By 11:30, we were walking into the wild area, with just our daysacks and our chairs. We planned to hike to some different spots than usual, but also manage to pop into our regular back-country backpacking site in the Valley of the Elk, to check things out.
How much different the hike was without heavy backpacks on. We practically romped up and down the hills and valleys; in the end, we put in about six miles for the day (and were not romping QUITE so much on the way back, I'll have to admit). That's a lot of walking, and I was glad I'd chosen to wear my sturdiest hiking boot.
Above you may see some of the colors in the woods. There were some pretty golds and oranges here and there; and, of course, lots of color in the ferns, which are everywhere. The trail was well marked and very easy to see: just follow the gold blazes!
For something different, we walked over to the little wooden bridge (see photo in extras) and out onto the main trail and through the tamaracks (those turn-coats!), which are just starting to turn golden-green; in early November, they will reach their peak color.
We even stopped - both on the way out and on the way back - at the wildlife viewing area by the shallow water impoundment. There is actually NO water in it right now, pending repairs to the dam breast. I can only imagine the disappointment of the migratory birds who travel through here, hoping for a brief rest and maybe a snack. No, there are no fish here, fellas!
But I did love the way the wildlife viewing platform looked and the way the light shone through it.

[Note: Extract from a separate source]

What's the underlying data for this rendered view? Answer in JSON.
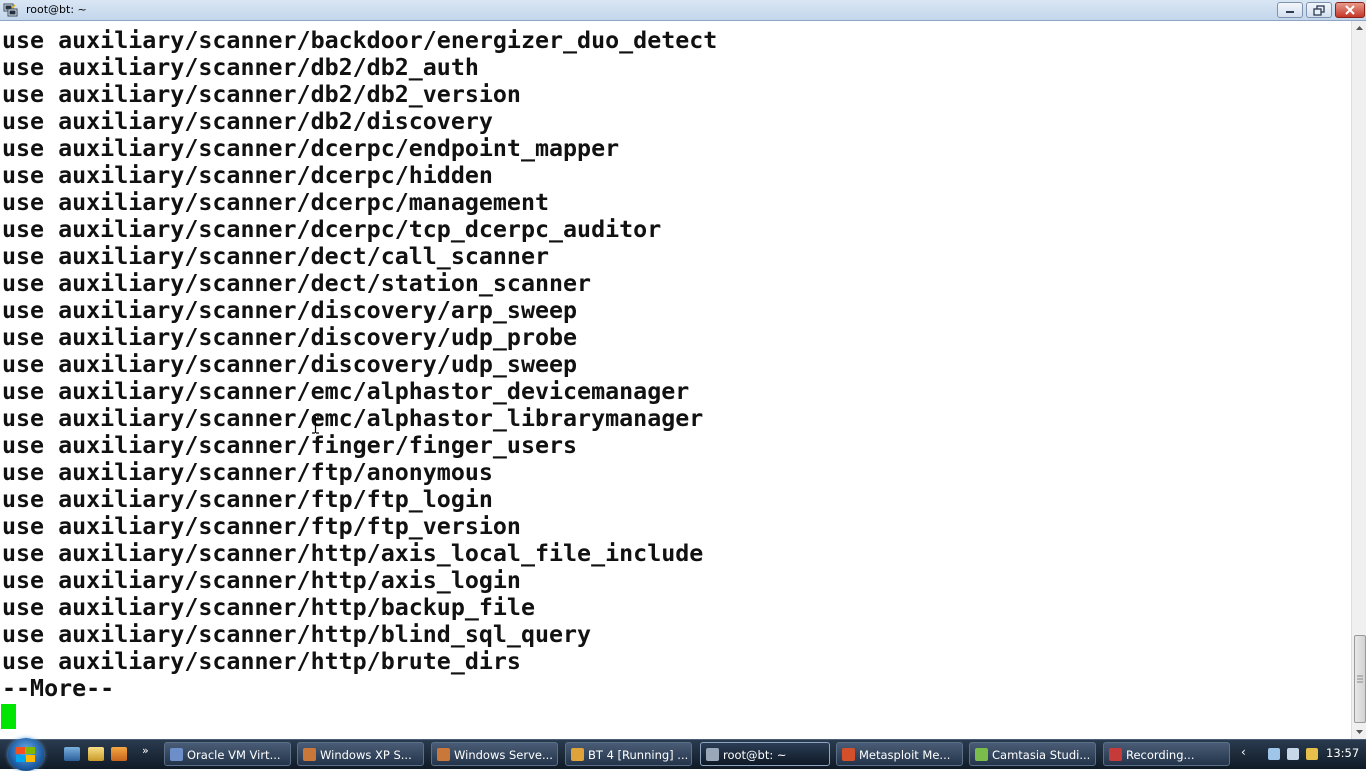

And in fact, I became quite taken with it. You could even say the word obsessed. I thought about the nature of light, and my own quest to understand it. What IS light, really?
I find I can only know the light through what it does, what it touches, what it illuminates; how it caresses the world; how it shines through things. I took too many pictures of the platform, and I thought to myself, very pleased: "I have made us a house of light." You may see a photo of the platform illuminated in late day light in the extras. There now, don't you understand the light completely? ;-)
It made me wish to have a big property, many acres, up north; and I would build little wildlife viewing platforms just like this one EVERYwhere. Just a few windows, a couple of benches, a tiny bit of roof to keep out the elements. And all of that LIGHT. Oh yes, the light, the light. . . . That's what it's all about.
What a fine, WILD way it was to spend a Monday! So our soundtrack song for a day spent in the Quehanna Wild Area is John Hiatt, with Something Wild. In fact, I recommend the entire album that this song is on, Perfectly Good Guitar.